Evsiz barksız rüzgâra...
Rüzgârın evi nerede?
Füruğ Ferruhzad / Yeryüzü Güncesi -
Bir zaman bir yerde bir şekilde bir şiiri karşıma çıkmış.
Nereden aklıma estiyse "dur la ben bi okuyayım şunu, kaydedeyim" demişim besbelli.
hiç de huyum değildir halbuki...
telefonumun ses kaydedicisinin klasöründeki isimsiz, otomatik isimlendirilen rastgele dosyaları sırayla dinleyip dinleyip silerken karşıma çıktı bu şiirin kaydı.

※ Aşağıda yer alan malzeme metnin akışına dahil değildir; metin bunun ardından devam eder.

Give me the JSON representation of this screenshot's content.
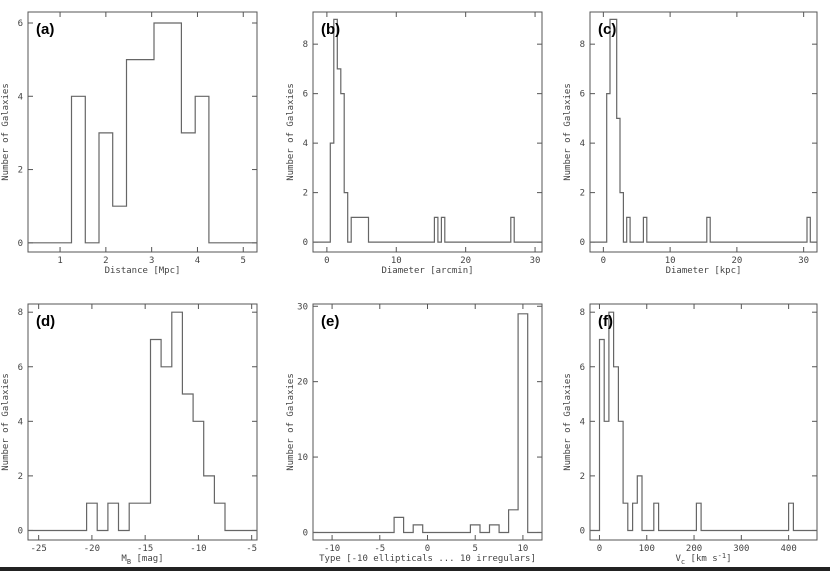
{
  "chart_data": [
    {
      "type": "histogram",
      "panel_label": "(a)",
      "xlabel": "Distance [Mpc]",
      "ylabel": "Number of Galaxies",
      "xlim": [
        0.3,
        5.3
      ],
      "ylim": [
        -0.25,
        6.3
      ],
      "xticks": [
        1,
        2,
        3,
        4,
        5
      ],
      "yticks": [
        0,
        2,
        4,
        6
      ],
      "bin_edges": [
        0.3,
        1.25,
        1.55,
        1.85,
        2.15,
        2.45,
        2.75,
        3.05,
        3.35,
        3.65,
        3.95,
        4.25,
        5.3
      ],
      "counts": [
        0,
        4,
        0,
        3,
        1,
        5,
        5,
        6,
        6,
        3,
        4,
        0
      ]
    },
    {
      "type": "histogram",
      "panel_label": "(b)",
      "xlabel": "Diameter [arcmin]",
      "ylabel": "Number of Galaxies",
      "xlim": [
        -2,
        31
      ],
      "ylim": [
        -0.4,
        9.3
      ],
      "xticks": [
        0,
        10,
        20,
        30
      ],
      "yticks": [
        0,
        2,
        4,
        6,
        8
      ],
      "bin_edges": [
        -2,
        0.5,
        1.0,
        1.5,
        2.0,
        2.5,
        3.0,
        3.5,
        6.0,
        15.5,
        16.0,
        16.5,
        17.0,
        26.5,
        27.0,
        31
      ],
      "counts": [
        0,
        4,
        9,
        7,
        6,
        2,
        0,
        1,
        0,
        1,
        0,
        1,
        0,
        1,
        0
      ]
    },
    {
      "type": "histogram",
      "panel_label": "(c)",
      "xlabel": "Diameter [kpc]",
      "ylabel": "Number of Galaxies",
      "xlim": [
        -2,
        32
      ],
      "ylim": [
        -0.4,
        9.3
      ],
      "xticks": [
        0,
        10,
        20,
        30
      ],
      "yticks": [
        0,
        2,
        4,
        6,
        8
      ],
      "bin_edges": [
        -2,
        0.5,
        1.0,
        2.0,
        2.5,
        3.0,
        3.5,
        4.0,
        6.0,
        6.5,
        15.5,
        16.0,
        30.5,
        31.0,
        32
      ],
      "counts": [
        0,
        6,
        9,
        5,
        2,
        0,
        1,
        0,
        1,
        0,
        1,
        0,
        1,
        0
      ]
    },
    {
      "type": "histogram",
      "panel_label": "(d)",
      "xlabel": "M_B [mag]",
      "xlabel_main": "M",
      "xlabel_sub": "B",
      "xlabel_tail": " [mag]",
      "ylabel": "Number of Galaxies",
      "xlim": [
        -26,
        -4.5
      ],
      "ylim": [
        -0.35,
        8.3
      ],
      "xticks": [
        -25,
        -20,
        -15,
        -10,
        -5
      ],
      "yticks": [
        0,
        2,
        4,
        6,
        8
      ],
      "bin_edges": [
        -26,
        -20.5,
        -19.5,
        -18.5,
        -17.5,
        -16.5,
        -15.5,
        -14.5,
        -13.5,
        -12.5,
        -11.5,
        -10.5,
        -9.5,
        -8.5,
        -7.5,
        -4.5
      ],
      "counts": [
        0,
        1,
        0,
        1,
        0,
        1,
        1,
        7,
        6,
        8,
        5,
        4,
        2,
        1,
        0
      ]
    },
    {
      "type": "histogram",
      "panel_label": "(e)",
      "xlabel": "Type [-10 ellipticals ... 10 irregulars]",
      "ylabel": "Number of Galaxies",
      "xlim": [
        -12,
        12
      ],
      "ylim": [
        -1.0,
        30.3
      ],
      "xticks": [
        -10,
        -5,
        0,
        5,
        10
      ],
      "yticks": [
        0,
        10,
        20,
        30
      ],
      "bin_edges": [
        -12,
        -3.5,
        -2.5,
        -1.5,
        -0.5,
        4.5,
        5.5,
        6.5,
        7.5,
        8.5,
        9.5,
        10.5,
        12
      ],
      "counts": [
        0,
        2,
        0,
        1,
        0,
        1,
        0,
        1,
        0,
        3,
        29,
        0
      ]
    },
    {
      "type": "histogram",
      "panel_label": "(f)",
      "xlabel": "V_c [km s^-1]",
      "xlabel_main": "V",
      "xlabel_sub": "c",
      "xlabel_tail": " [km s",
      "xlabel_sup": "-1",
      "xlabel_end": "]",
      "ylabel": "Number of Galaxies",
      "xlim": [
        -20,
        460
      ],
      "ylim": [
        -0.35,
        8.3
      ],
      "xticks": [
        0,
        100,
        200,
        300,
        400
      ],
      "yticks": [
        0,
        2,
        4,
        6,
        8
      ],
      "bin_edges": [
        -20,
        0,
        10,
        20,
        30,
        40,
        50,
        60,
        70,
        80,
        90,
        115,
        125,
        205,
        215,
        400,
        410,
        460
      ],
      "counts": [
        0,
        7,
        4,
        8,
        6,
        4,
        1,
        0,
        1,
        2,
        0,
        1,
        0,
        1,
        0,
        1,
        0
      ]
    }
  ]
}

cümlelere bakıyorum, benim kuracağım cümleler değil. kursam kurarım ama dedim ya, benim cümlelerim değil. öyle, biraz yabancı.
ama kimin olduğu hakkında en ufacık bir fikrim yok.
bir zamanlar aklıma gelenleri konuşup, anlatıp kaydediyordum, bilmiyorum belki de öyle bir şeydir.
neyse, dinlediğim şey çok hoşuma gitti, iyi ki okumuşum ama neydi ki bu? nereden çıkmıştı?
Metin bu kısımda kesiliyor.